Study: iPad devouring netbook market and hurting Apple's other products
Research from Morgan Stanley suggests Apple's all-conquering tablet has had a significant impact on sales of laptops, notebooks, and the iPod Touch.
Two research reports from financial services firm Morgan Stanley suggest the Apple iPad's success is mainly coming at the expense of the netbook market.
The iPad has sold more than a million units in the US since its launch a month ago, with Apple saying the tablet has outperformed even its most optimistic estimates. And if Morgan Stanley's figures are to be believed, the impact of that success has been felt most in the netbook and laptop markets.
With opinions divided on the viability of tablets in the long term, Morgan Stanley teamed up with its internal research team AlphaWise in the weeks leading up to the iPad's launch to determine the technology markets most under threat of "cannibalisation" by the Apple slate.
Consumers who had committed to buy the iPad were asked what they would otherwise have spent their money on, with 44 per cent identifying netbooks and laptops.
However, the study also revealed that the iPad's success isn't just hurting Apple's rivals it's possibly undermining the company's own product lines too. More than half of those who would have invested in a laptop were it not for the iPad would have gone for an Apple laptop.
Furthermore, the iPad is also making a serious dent in iPod touch sales: the survey reveals 41 per cent were choosing the iPad over its smaller screened cousin.
The other markets highlighted as being at risk of cannibalisation are eReaders (28 per cent), desktop computers (27 per cent) and handheld gaming devices (17 per cent).
Critics may question the validity of a study conducted before the iPad even hit the market, but Morgan Stanley's Katy Huberty who included the figures in a report to clients argued that other market data suggested the iPad's impact had in fact been even greater than the initial study suggested.

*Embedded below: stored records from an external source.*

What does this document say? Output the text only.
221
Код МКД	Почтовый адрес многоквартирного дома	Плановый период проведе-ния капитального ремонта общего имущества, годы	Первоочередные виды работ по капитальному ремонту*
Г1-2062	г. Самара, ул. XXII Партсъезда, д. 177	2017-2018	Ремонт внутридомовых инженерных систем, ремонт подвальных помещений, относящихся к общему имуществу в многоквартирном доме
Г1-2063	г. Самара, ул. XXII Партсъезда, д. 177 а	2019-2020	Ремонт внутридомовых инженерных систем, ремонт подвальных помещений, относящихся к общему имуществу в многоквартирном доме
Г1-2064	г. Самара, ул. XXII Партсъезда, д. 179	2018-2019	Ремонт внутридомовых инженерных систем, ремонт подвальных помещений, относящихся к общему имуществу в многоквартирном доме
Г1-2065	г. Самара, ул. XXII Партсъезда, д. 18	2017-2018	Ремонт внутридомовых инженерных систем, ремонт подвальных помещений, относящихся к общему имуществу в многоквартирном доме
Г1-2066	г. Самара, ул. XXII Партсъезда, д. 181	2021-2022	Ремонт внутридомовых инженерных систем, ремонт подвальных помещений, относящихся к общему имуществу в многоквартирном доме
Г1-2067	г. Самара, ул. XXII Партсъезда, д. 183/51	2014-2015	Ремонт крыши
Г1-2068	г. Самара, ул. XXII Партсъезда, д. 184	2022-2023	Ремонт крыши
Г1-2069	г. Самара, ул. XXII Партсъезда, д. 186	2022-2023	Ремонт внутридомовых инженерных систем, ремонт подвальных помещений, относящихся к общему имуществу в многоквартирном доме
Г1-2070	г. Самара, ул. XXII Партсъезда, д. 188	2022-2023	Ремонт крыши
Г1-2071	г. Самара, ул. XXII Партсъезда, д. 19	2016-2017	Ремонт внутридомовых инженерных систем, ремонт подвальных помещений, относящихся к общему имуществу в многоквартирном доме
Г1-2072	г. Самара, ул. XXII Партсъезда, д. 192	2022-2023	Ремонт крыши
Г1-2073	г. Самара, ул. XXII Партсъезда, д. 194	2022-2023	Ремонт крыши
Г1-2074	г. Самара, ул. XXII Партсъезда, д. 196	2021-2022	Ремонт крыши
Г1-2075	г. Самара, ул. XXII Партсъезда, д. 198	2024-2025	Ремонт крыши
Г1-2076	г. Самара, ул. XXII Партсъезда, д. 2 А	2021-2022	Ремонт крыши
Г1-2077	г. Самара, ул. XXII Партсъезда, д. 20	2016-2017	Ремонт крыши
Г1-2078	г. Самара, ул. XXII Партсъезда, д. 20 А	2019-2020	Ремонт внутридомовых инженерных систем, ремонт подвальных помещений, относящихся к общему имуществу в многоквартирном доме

Huberty pointed to separate research conducted in conjunction with NPD showing netbook sales growth took a dramatic hit in January, then again in April, suggesting the initial drop coincided with the iPad's unveiling by Apple boss Steve Jobs, and the second with the device going on sale. At present, year-on-year growth of the netbook market has fallen to single figures, a far cry from its peak of 641 per cent just one year ago.